CHARLOTTE, NC (WBTV) - On Tuesday November 5, thousands will head to the polls to pick Charlotte's next mayor and his new city council.
The Charlotte City Council race is a packed one with many newcomers. Twenty-one people are running for 11 seats and with fights over the streetcar, and Bank of America Stadium, there could be a change in the political make-up of council.
"City Council races are usually off people's radars," said UNCC Political Scientist Dr. Eric Heberlig.
Heberlig has studied Charlotte City Council races for over 10 years and says important issues facing the current council should put the race on people's radars.
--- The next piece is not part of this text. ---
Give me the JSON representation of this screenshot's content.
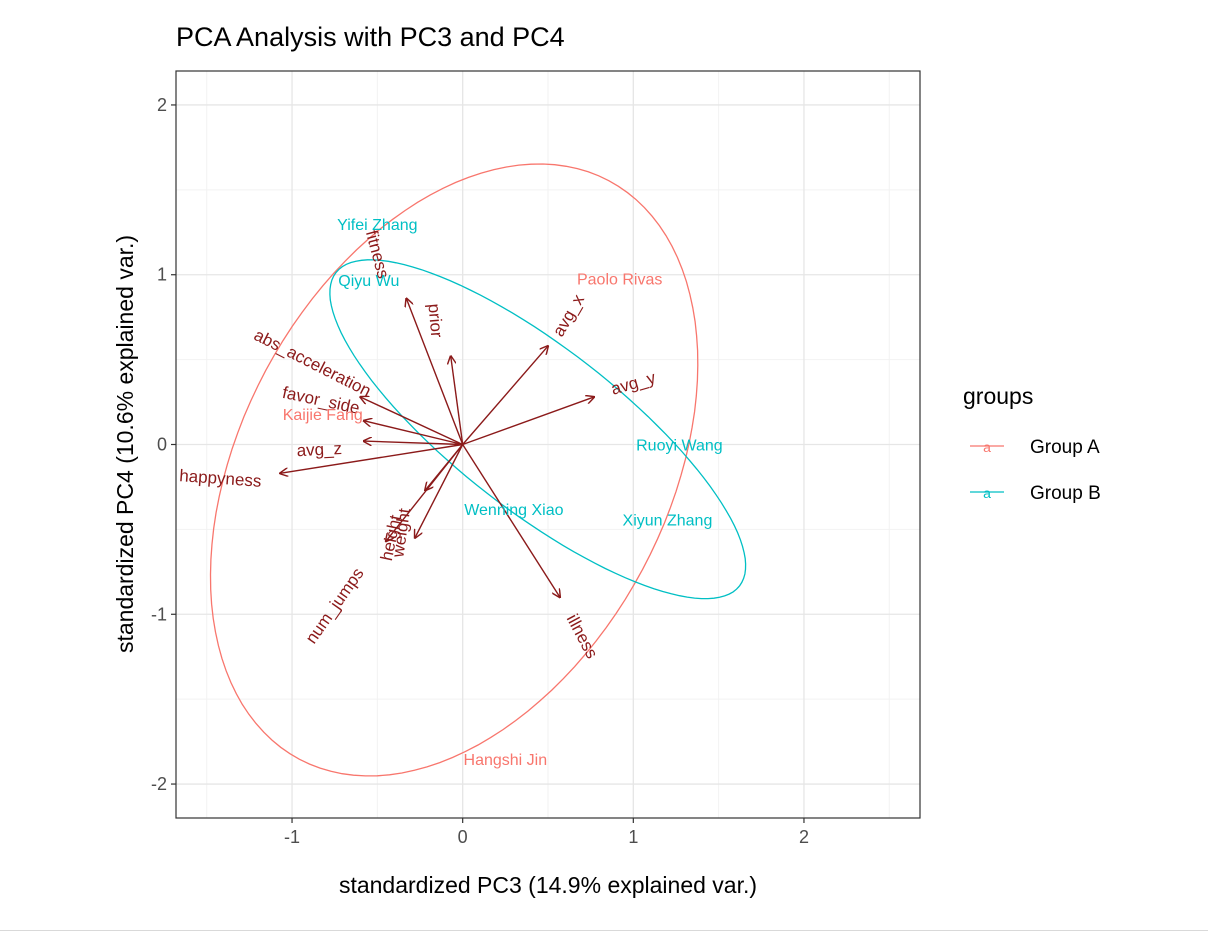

He says the debate over using taxpayer money to fund Bank of America stadium and pay for a streetcar should resonate with voters.
"When voters don't know the candidates they typically go by party identification," he said.
Heberlig says having an "R" or a "D" next to a candidate's name makes a difference at the polls. Four Democrats, four Republicans and one Libertarian are running to fill four at-large council seats. The two incumbents in the at-large race are Democrats.
"The incumbents are highly likely to win. They have the name recognition they have the campaign contributions to win," he said.
The Democratic majority on council was in favor of using taxpayer money to renovate Bank of America Stadium and the streetcar. He says voters may vote to maintain the status-quo because of Charlotte's political makeup.
"More people in Charlotte call themselves Democrats than Republicans and Independents so Republicans need to get people to vote against their natural inclinations to vote Democratic," he said.
In the individual district race, 12 candidates are running to fill 7 council seats. Heberlig says if Republicans want to pick up more seats in districts or at-large, they have to continue using both the Bank of America Stadium and the streetcar fight to their advantage.
"Their only hope to gain representation is to hold on to those seats and pick up the at large seats," he said.